Henrique J. C. de Oliveira

VIII - REFLEXÕES CICLÍSTICAS E NÃO SÓ...
ou
DA DIALÉCTICA AMOROSA ENTRE UM MIÚDO E UMA BICICLETA

Ciclismo

Sucederam-se os dias e as semanas e as estações. E estávamos já quase no fim da Primavera, com os dias cada vez mais longos.

Era fim-de-semana. Um sábado magnífico, convidativo, bom para ir, depois do jantar, até à esplanada da vila.  
Aspecto das esplanadas da avenida 8, em Espinho, por alturas de 1952.

Naquele tempo, Espinho possuía uma magnífica esplanada, com vários cafés, que se sucediam desde o edifício do Casino quase até à esquina da rua 23. Eram, ao todo, uns cinco cafés, com mesas e cadeiras não só no passeio adjacente, mas também do outro lado da rua, por baixo das várias palmeiras que nos brindavam, de vez em quando, com uns frutos saborosos, não tanto como as tâmaras, mas suficientemente capazes de atraírem o paladar dos miúdos. E, em todos os finais de tarde, a música dos altifalantes da cabina de som era substituída pela algazarra alegre e chilreante de toda a passarada que morava naquelas palmeiras.  

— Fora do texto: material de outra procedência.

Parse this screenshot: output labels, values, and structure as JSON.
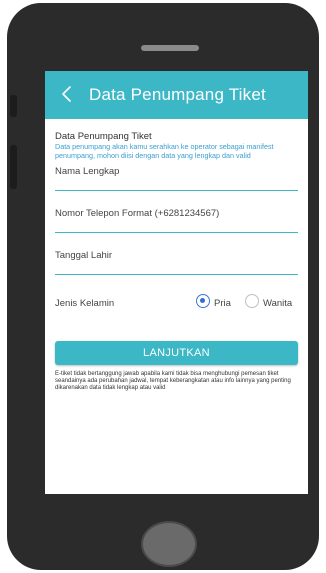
{
  "appbar": {
    "back_icon": "chevron-left-icon",
    "title": "Data Penumpang Tiket"
  },
  "form": {
    "section_title": "Data Penumpang Tiket",
    "section_desc": "Data penumpang akan kamu serahkan ke operator sebagai manifest penumpang, mohon diisi dengan data yang lengkap dan valid",
    "name_placeholder": "Nama Lengkap",
    "phone_placeholder": "Nomor Telepon Format (+6281234567)",
    "dob_placeholder": "Tanggal Lahir",
    "gender_label": "Jenis Kelamin",
    "gender_options": [
      "Pria",
      "Wanita"
    ],
    "gender_selected": "Pria"
  },
  "actions": {
    "submit_label": "LANJUTKAN"
  },
  "disclaimer": "E-tiket tidak bertanggung jawab apabila kami tidak bisa menghubungi pemesan tiket seandainya ada perubahan jadwal, tempat keberangkatan atau info lainnya yang penting dikarenakan data tidak lengkap atau valid",
  "colors": {
    "accent": "#3cb7c6",
    "link_text": "#3a9fd0",
    "radio_selected": "#2f6fd4",
    "phone_frame": "#2b2b2b"
  }
}
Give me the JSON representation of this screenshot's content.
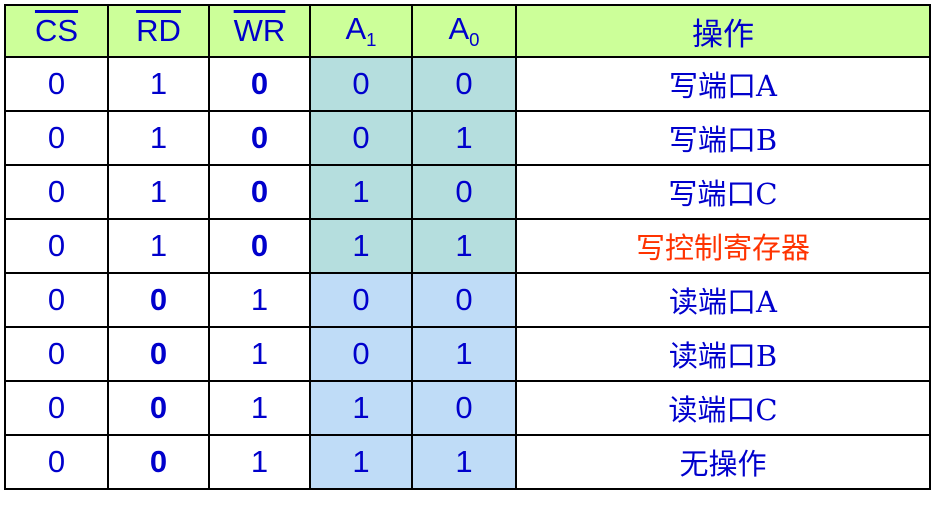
{
  "headers": {
    "cs": "CS",
    "rd": "RD",
    "wr": "WR",
    "a1_base": "A",
    "a1_sub": "1",
    "a0_base": "A",
    "a0_sub": "0",
    "op": "操作"
  },
  "colors": {
    "header_bg": "#ccff99",
    "text": "#0000cc",
    "highlight_text": "#ff3300",
    "write_address_bg": "#b5dede",
    "read_address_bg": "#bfdcf7"
  },
  "rows": [
    {
      "cs": "0",
      "rd": "1",
      "wr": "0",
      "a1": "1",
      "a0": "0",
      "op": ""
    },
    {
      "cs": "0",
      "rd": "1",
      "wr": "0",
      "a1": "0",
      "a0": "0",
      "op": "写端口A"
    },
    {
      "cs": "0",
      "rd": "1",
      "wr": "0",
      "a1": "0",
      "a0": "1",
      "op": "写端口B"
    },
    {
      "cs": "0",
      "rd": "1",
      "wr": "0",
      "a1": "1",
      "a0": "0",
      "op": "写端口C"
    },
    {
      "cs": "0",
      "rd": "1",
      "wr": "0",
      "a1": "1",
      "a0": "1",
      "op": "写控制寄存器"
    },
    {
      "cs": "0",
      "rd": "0",
      "wr": "1",
      "a1": "0",
      "a0": "0",
      "op": "读端口A"
    },
    {
      "cs": "0",
      "rd": "0",
      "wr": "1",
      "a1": "0",
      "a0": "1",
      "op": "读端口B"
    },
    {
      "cs": "0",
      "rd": "0",
      "wr": "1",
      "a1": "1",
      "a0": "0",
      "op": "读端口C"
    },
    {
      "cs": "0",
      "rd": "0",
      "wr": "1",
      "a1": "1",
      "a0": "1",
      "op": "无操作"
    }
  ]
}
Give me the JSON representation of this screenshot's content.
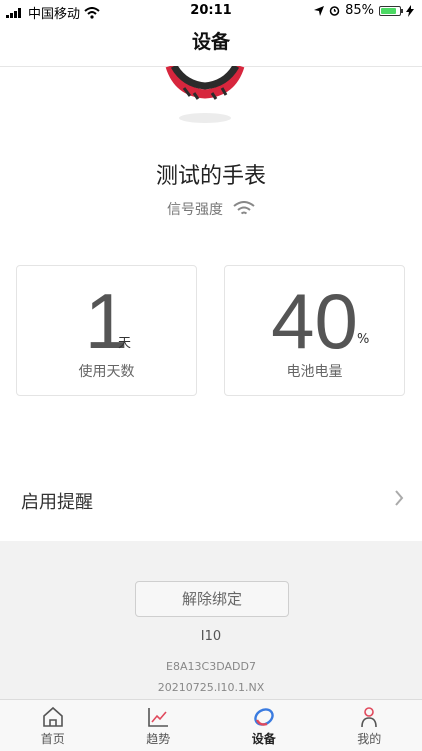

UIma das muitas esplanadas da avenida 8, em Espinho, por alturas de 1952.

E, ao fim da tarde e durante a noite, naquelas noites quentes de Verão, a sociedade espinhense fazia um salutar exercício físico colectivo, percorrendo de um extremo ao outro, durante horas a fio, toda a avenida 8, depois de saboreado o café numa das muitas esplanadas.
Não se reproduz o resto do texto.